453e17e5e7ebeeb044dd2c29a8834db4782730d3

"Pour la Serbie, une qualification pour les 8es, ça sera le minimum"


Parlons de la sélection serbe actuelle, comment évaluez-vous ses chances de briller lors de la Coupe du Monde ? Jusqu'où peut-elle aller ?

Comme on a eu beaucoup de problèmes lors des huit dernières années. Par rapport à la sélection nationale et les non-participations à la Coupe du Monde et à l'Euro, la qualification pour la phase finale du Mondial russe c'était la priorité. Et cette sélection a réussi à se qualifier. C'était très important pour le football serbe, la fédération et les gens qui attendaient ce résultat. Maintenant, nous sommes dans un groupe où le Brésil est le favori numéro un. Mais avec la Suisse et le Costa-Rica, je pense qu'on peut se battre pour la deuxième place. Ce que j'attends ? Comme tout le monde en Serbie, une qualification pour les 8es de finale au minimum. Ça sera déjà un bon résultat pour nous. Face aux Suisses et Costaricains, c'est jouable. 

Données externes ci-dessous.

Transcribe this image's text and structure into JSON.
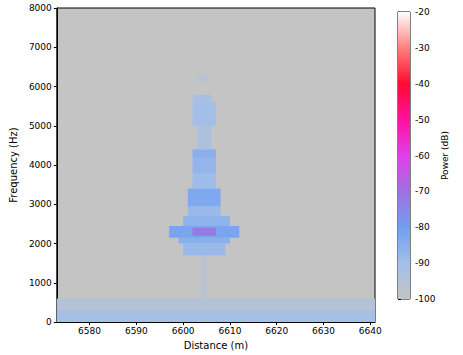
{
  "chart_data": {
    "type": "heatmap",
    "x_label": "Distance (m)",
    "y_label": "Frequency (Hz)",
    "xlim": [
      6573,
      6641
    ],
    "ylim": [
      0,
      8000
    ],
    "xticks": [
      6580,
      6590,
      6600,
      6610,
      6620,
      6630,
      6640
    ],
    "yticks": [
      0,
      1000,
      2000,
      3000,
      4000,
      5000,
      6000,
      7000,
      8000
    ],
    "grid": false,
    "colorbar": {
      "label": "Power (dB)",
      "range": [
        -100,
        -20
      ],
      "ticks": [
        -100,
        -90,
        -80,
        -70,
        -60,
        -50,
        -40,
        -30,
        -20
      ]
    },
    "cells": [
      [
        6573,
        6641,
        0,
        300,
        -91
      ],
      [
        6573,
        6641,
        300,
        600,
        -95
      ],
      [
        6604,
        6605,
        600,
        1700,
        -96
      ],
      [
        6600,
        6609,
        1700,
        2000,
        -88
      ],
      [
        6599,
        6610,
        2000,
        2150,
        -85
      ],
      [
        6597,
        6612,
        2150,
        2450,
        -82
      ],
      [
        6600,
        6610,
        2450,
        2700,
        -86
      ],
      [
        6601,
        6608,
        2700,
        2950,
        -88
      ],
      [
        6601,
        6608,
        2950,
        3400,
        -83
      ],
      [
        6602,
        6607,
        3400,
        3800,
        -89
      ],
      [
        6602,
        6607,
        3800,
        4200,
        -87
      ],
      [
        6602,
        6607,
        4200,
        4400,
        -85
      ],
      [
        6603,
        6606,
        4400,
        5000,
        -93
      ],
      [
        6602,
        6607,
        5000,
        5600,
        -90
      ],
      [
        6602,
        6606,
        5600,
        5800,
        -92
      ],
      [
        6603,
        6605,
        6100,
        6300,
        -96
      ],
      [
        6602,
        6607,
        2200,
        2400,
        -72
      ]
    ]
  }
}
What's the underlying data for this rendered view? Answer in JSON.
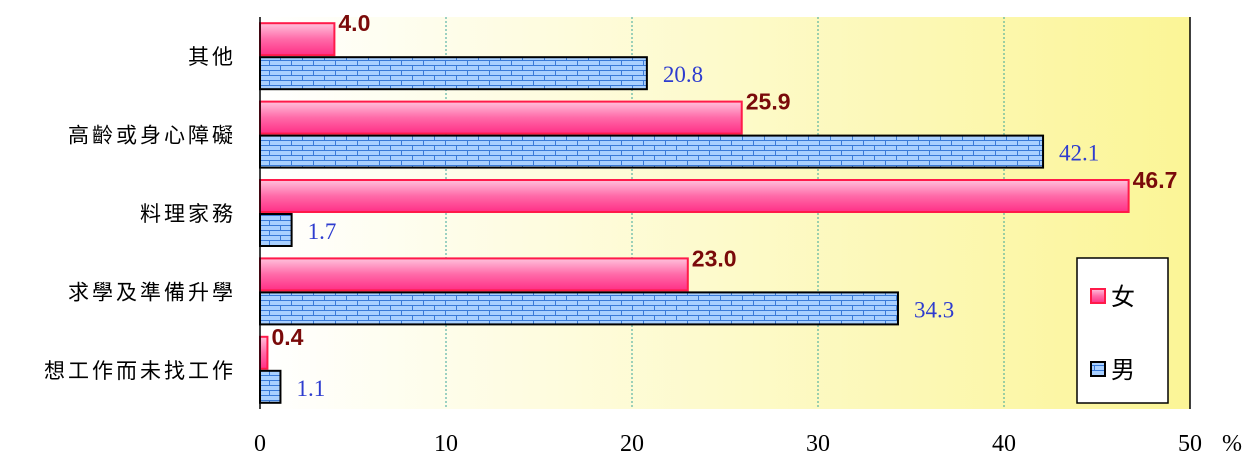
{
  "chart_data": {
    "type": "bar",
    "orientation": "horizontal",
    "categories": [
      "其他",
      "高齡或身心障礙",
      "料理家務",
      "求學及準備升學",
      "想工作而未找工作"
    ],
    "series": [
      {
        "name": "女",
        "values": [
          4.0,
          25.9,
          46.7,
          23.0,
          0.4
        ],
        "labels": [
          "4.0",
          "25.9",
          "46.7",
          "23.0",
          "0.4"
        ],
        "color": "#ff66aa"
      },
      {
        "name": "男",
        "values": [
          20.8,
          42.1,
          1.7,
          34.3,
          1.1
        ],
        "labels": [
          "20.8",
          "42.1",
          "1.7",
          "34.3",
          "1.1"
        ],
        "color": "#9cc8ff"
      }
    ],
    "xlim": [
      0,
      50
    ],
    "ticks": [
      "0",
      "10",
      "20",
      "30",
      "40",
      "50"
    ],
    "unit": "%",
    "grid": true,
    "legend_position": "bottom-right",
    "colors": {
      "female_border": "#ff1a4a",
      "male_border": "#000000",
      "female_value": "#7a0a0a",
      "male_value": "#2e3ccf"
    }
  }
}
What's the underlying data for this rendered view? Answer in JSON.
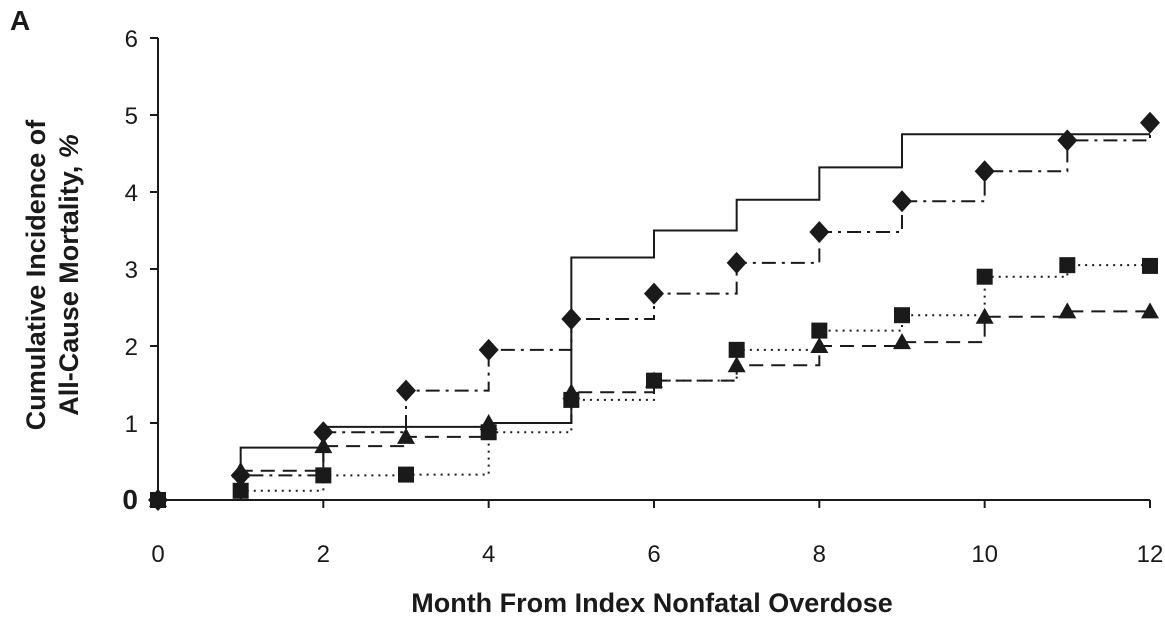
{
  "chart_data": {
    "type": "line",
    "panel_label": "A",
    "title": "",
    "xlabel": "Month From Index Nonfatal Overdose",
    "ylabel_line1": "Cumulative Incidence of",
    "ylabel_line2_main": "All-Cause Mortality, ",
    "ylabel_line2_italic": "%",
    "xlim": [
      0,
      12
    ],
    "ylim": [
      0,
      6
    ],
    "xticks": [
      0,
      2,
      4,
      6,
      8,
      10,
      12
    ],
    "yticks": [
      0,
      1,
      2,
      3,
      4,
      5,
      6
    ],
    "grid": false,
    "legend": "none",
    "line_style": "step",
    "series": [
      {
        "line": "solid",
        "marker": "none",
        "x": [
          0,
          1,
          2,
          3,
          4,
          5,
          6,
          7,
          8,
          9,
          10,
          11,
          12
        ],
        "y": [
          0,
          0.68,
          0.95,
          0.95,
          1.0,
          3.15,
          3.5,
          3.9,
          4.32,
          4.75,
          4.75,
          4.75,
          4.75
        ]
      },
      {
        "line": "dash-dot",
        "marker": "diamond",
        "x": [
          0,
          1,
          2,
          3,
          4,
          5,
          6,
          7,
          8,
          9,
          10,
          11,
          12
        ],
        "y": [
          0,
          0.32,
          0.88,
          1.42,
          1.95,
          2.35,
          2.68,
          3.08,
          3.48,
          3.88,
          4.27,
          4.67,
          4.9
        ]
      },
      {
        "line": "dotted",
        "marker": "square",
        "x": [
          0,
          1,
          2,
          3,
          4,
          5,
          6,
          7,
          8,
          9,
          10,
          11,
          12
        ],
        "y": [
          0,
          0.12,
          0.32,
          0.33,
          0.88,
          1.3,
          1.55,
          1.95,
          2.2,
          2.4,
          2.9,
          3.05,
          3.04
        ]
      },
      {
        "line": "dashed",
        "marker": "triangle",
        "x": [
          0,
          1,
          2,
          3,
          4,
          5,
          6,
          7,
          8,
          9,
          10,
          11,
          12
        ],
        "y": [
          0,
          0.38,
          0.7,
          0.82,
          1.0,
          1.4,
          1.55,
          1.75,
          2.0,
          2.05,
          2.38,
          2.45,
          2.45
        ]
      }
    ]
  }
}
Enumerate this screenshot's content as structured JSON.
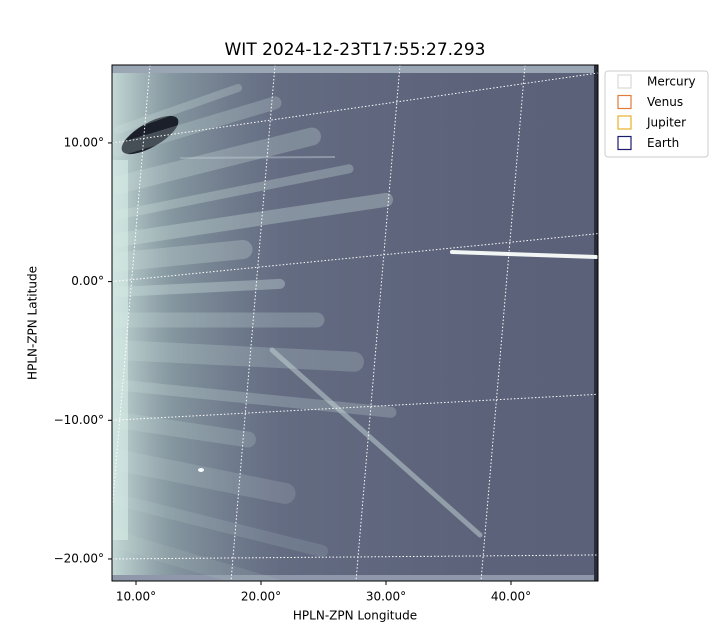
{
  "chart_data": {
    "type": "image",
    "title": "WIT 2024-12-23T17:55:27.293",
    "x_label": "HPLN-ZPN Longitude",
    "y_label": "HPLN-ZPN Latitude",
    "xlim": [
      8.08,
      46.96
    ],
    "ylim": [
      -21.59,
      15.62
    ],
    "xticks": [
      {
        "value": 10,
        "label": "10.00°"
      },
      {
        "value": 20,
        "label": "20.00°"
      },
      {
        "value": 30,
        "label": "30.00°"
      },
      {
        "value": 40,
        "label": "40.00°"
      }
    ],
    "yticks": [
      {
        "value": 10,
        "label": "10.00°"
      },
      {
        "value": 0,
        "label": "0.00°"
      },
      {
        "value": -10,
        "label": "−10.00°"
      },
      {
        "value": -20,
        "label": "−20.00°"
      }
    ],
    "grid": true,
    "legend_loc": "upper left outside",
    "series": [
      {
        "name": "Mercury",
        "color": "#d9d9d9"
      },
      {
        "name": "Venus",
        "color": "#e07b39"
      },
      {
        "name": "Jupiter",
        "color": "#e6b02a"
      },
      {
        "name": "Earth",
        "color": "#1c1c6e"
      }
    ]
  }
}
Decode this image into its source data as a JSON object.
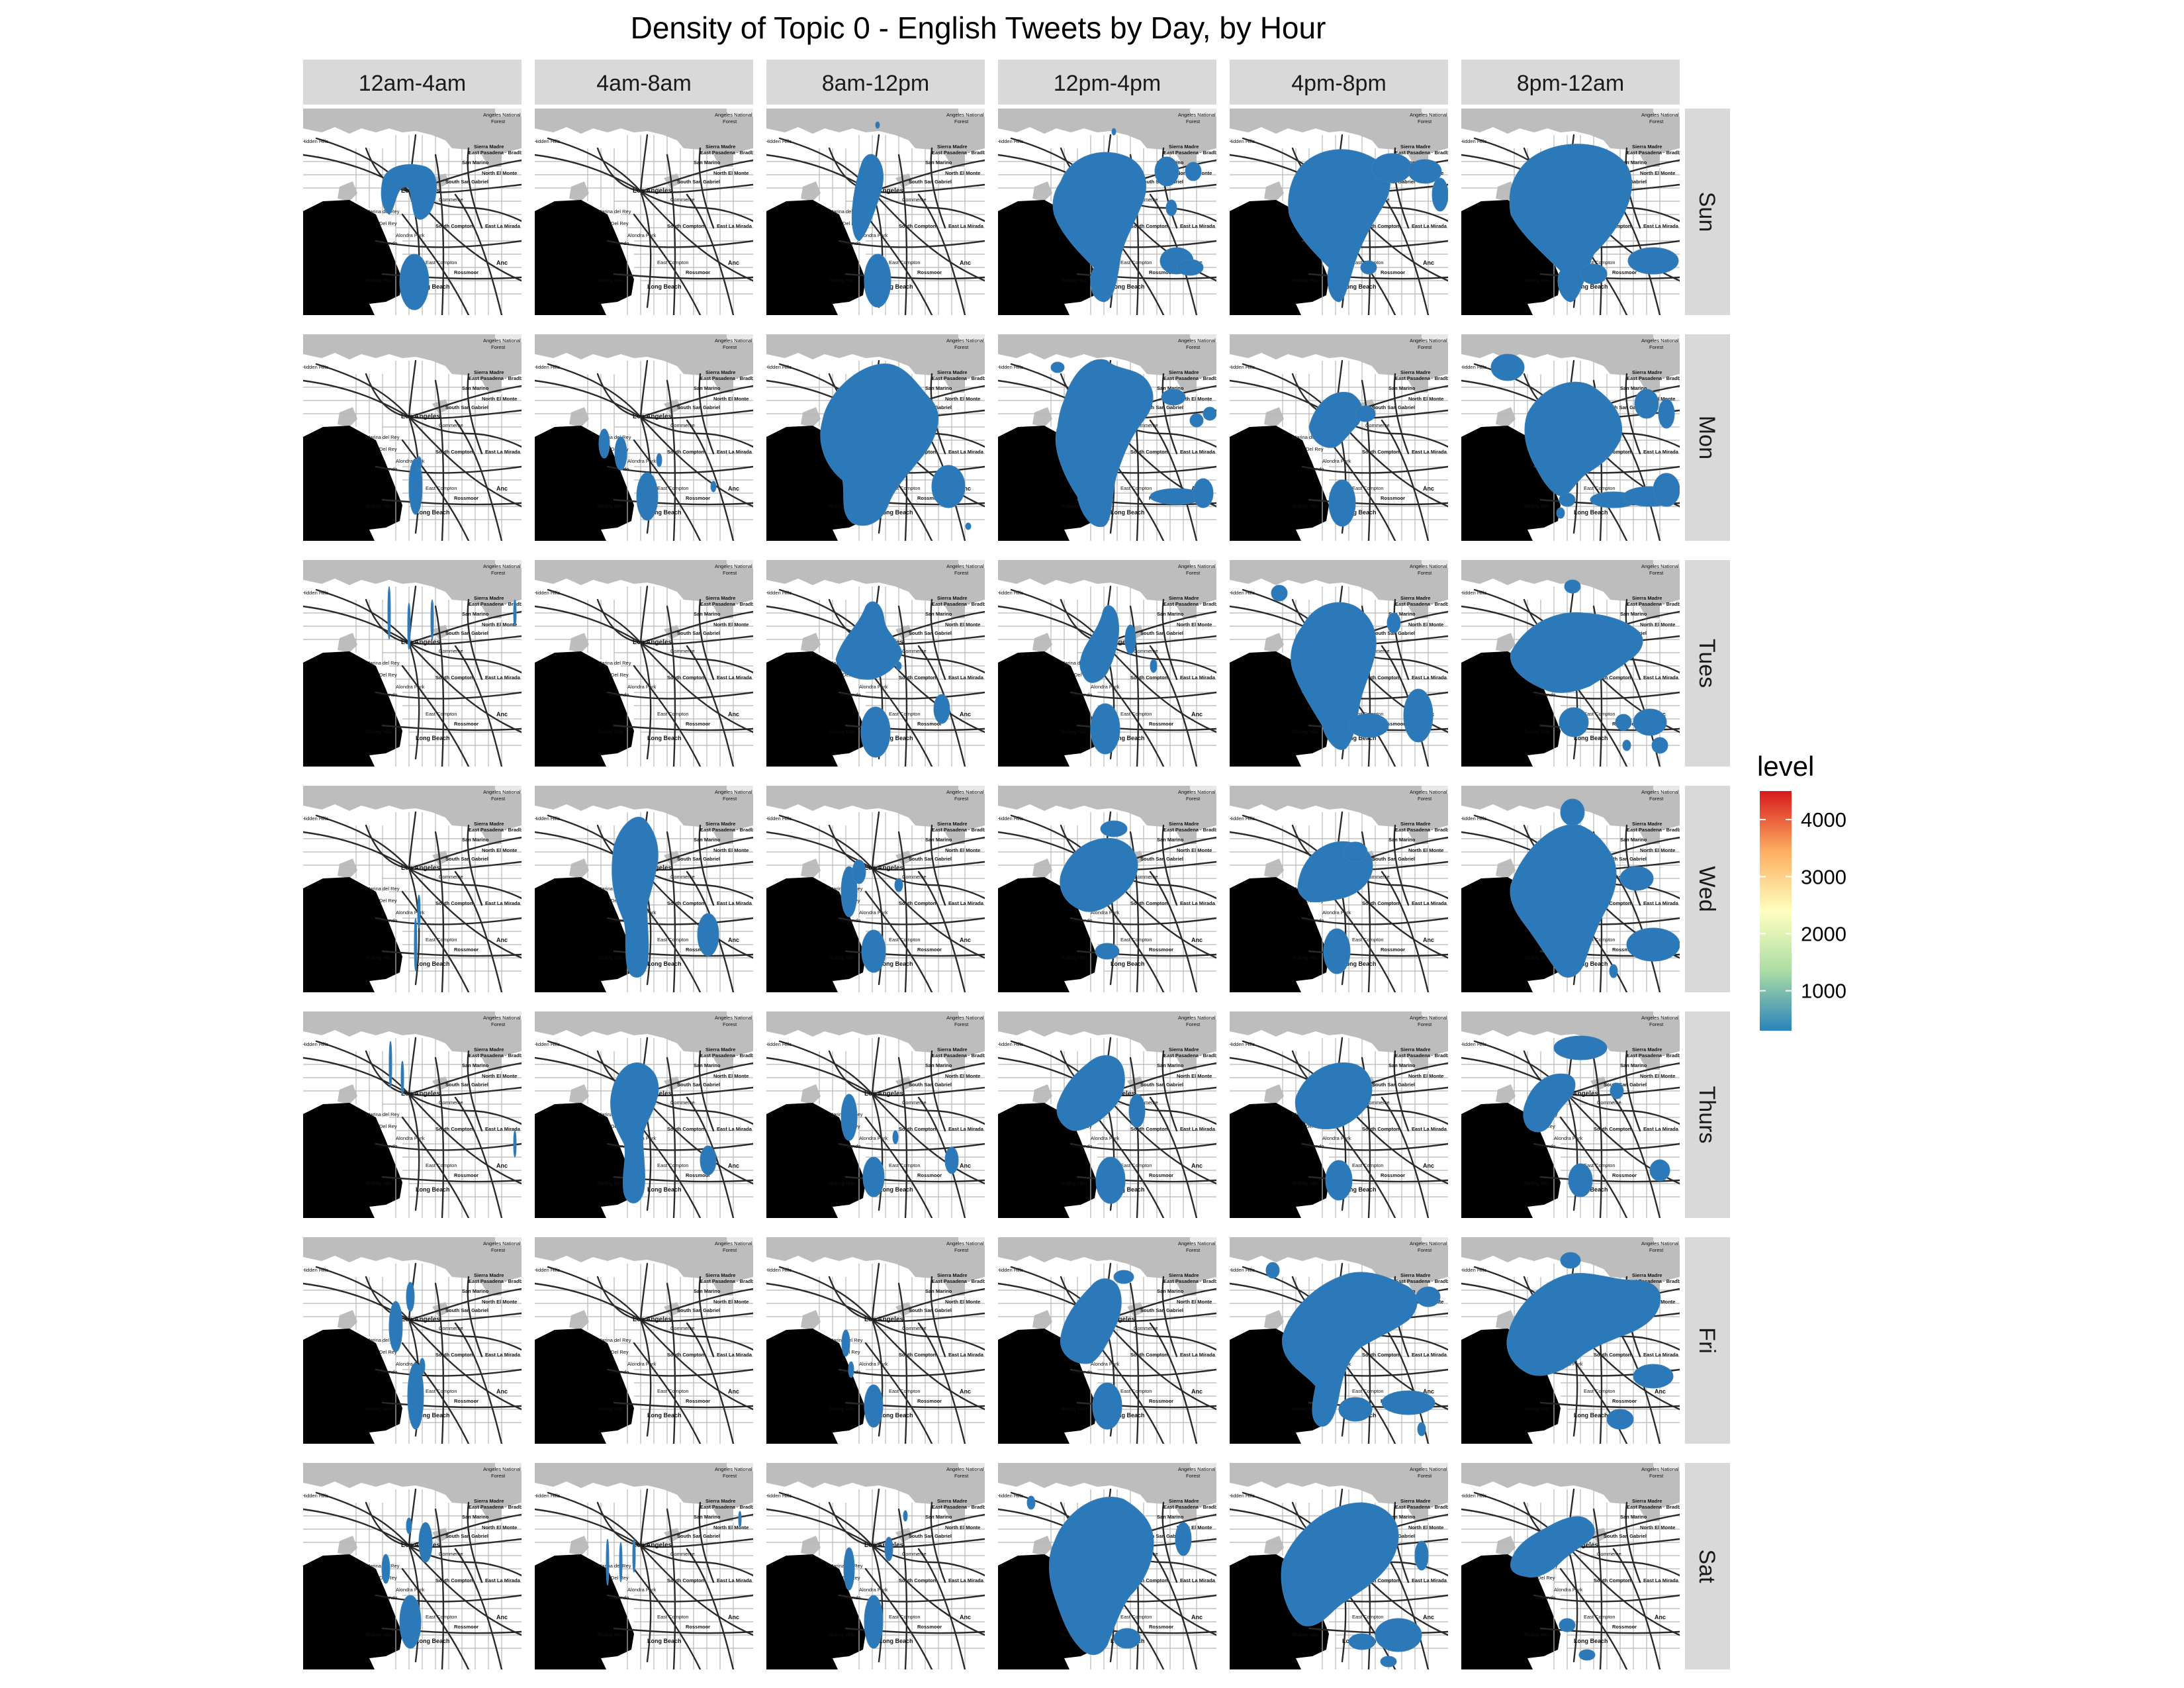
{
  "title": "Density of Topic 0 - English Tweets by Day, by Hour",
  "columns": [
    "12am-4am",
    "4am-8am",
    "8am-12pm",
    "12pm-4pm",
    "4pm-8pm",
    "8pm-12am"
  ],
  "rows": [
    "Sun",
    "Mon",
    "Tues",
    "Wed",
    "Thurs",
    "Fri",
    "Sat"
  ],
  "legend": {
    "title": "level",
    "ticks": [
      "1000",
      "2000",
      "3000",
      "4000"
    ],
    "tick_values": [
      1000,
      2000,
      3000,
      4000
    ],
    "range": [
      300,
      4500
    ],
    "colors": [
      "#2b83ba",
      "#abdda4",
      "#ffffbf",
      "#fdae61",
      "#d7191c"
    ]
  },
  "map_labels": {
    "la": "Los Angeles",
    "sierra_madre": "Sierra Madre",
    "pasadena": "East Pasadena · Bradbury",
    "san_marino": "San Marino",
    "el_monte": "North El Monte",
    "san_gabriel": "South San Gabriel",
    "commerce": "Commerce",
    "south_gate": "South Gate",
    "lamirada": "East La Mirada",
    "compton": "East Compton",
    "long_beach": "Long Beach",
    "hidden_hills": "Hidden Hills",
    "rolling_hills": "Rolling Hills",
    "alondra": "Alondra Park",
    "del_rey": "Del Rey",
    "marina": "Marina del Rey",
    "rossmoor": "Rossmoor",
    "anaheim": "Anc",
    "angeles_forest": "Angeles National Forest"
  },
  "colors": {
    "ocean": "#000000",
    "land": "#ffffff",
    "mountain": "#bdbdbd",
    "road": "#2a2a2a",
    "street": "#b8b8b8",
    "density": "#2b79b8",
    "strip": "#d9d9d9"
  },
  "chart_data": {
    "type": "heatmap",
    "facet_columns": [
      "12am-4am",
      "4am-8am",
      "8am-12pm",
      "12pm-4pm",
      "4pm-8pm",
      "8pm-12am"
    ],
    "facet_rows": [
      "Sun",
      "Mon",
      "Tues",
      "Wed",
      "Thurs",
      "Fri",
      "Sat"
    ],
    "fill_variable": "level",
    "level_range": [
      300,
      4500
    ]
  }
}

Aujourd'hui, la sélection est dirigée par Mladen Krstajic, un jeune coach. Il a été nommé en fin d'année dernière, en remplacement de Savo Muslin. Mais votre nom a alors circulé. Est-ce vrai que vous avez alors eu la possibilité de prendre en main cette sélection ?

C'est vrai. Mais comme je suis à Guangzhou et que j'ai signé un contrat ici, c'est difficile de faire deux choses à la fois. Je suis concentré sur mon travail au quotidien ici. Il y avait alors l'opportunité de la prendre sélection juste pour deux mois et la qualifier pour le Mondial, mais j'ai trouvé que ce n'était pas très sérieux. Parce que si je suis occupé dans un endroit, je dois être essentiellement concentré sur cette tâche. Vu que j'étais lié à Guangzhou, c'était donc impossible. 

La fédération serbe ne vous proposait donc que deux mois ?

Non, ce n'est pas ça. On a parlé de plein de choses et quand ils ont vu mon contrat et le fait que j'étais engagé ailleurs, ils ont tenté de trouver une solution intermédiaire. Mais, cela ne m'arrangeait pas. Et pour ce qui est de Mladen Krstajic, c'est mon ami et il a joué avec moi en sélection. C'est un ancien joueur et qui a du vécu. C'est vrai que comme entraineur c'est un peu difficile. Mais c'est le choix de la Fédération. Je pense qu'il va faire de bonnes choses. 

Vous avez été capitaine de la Serbie comme joueur. En devenir le sélectionneur, est-ce un objectif ? 

Pour le moment, je pense juste à Guangzhou. J'ai un contrat de quatre ans ici et toute mon attention est dirigée vers ce club. Après, dans le futur, tout est possible bien sûr. On verra.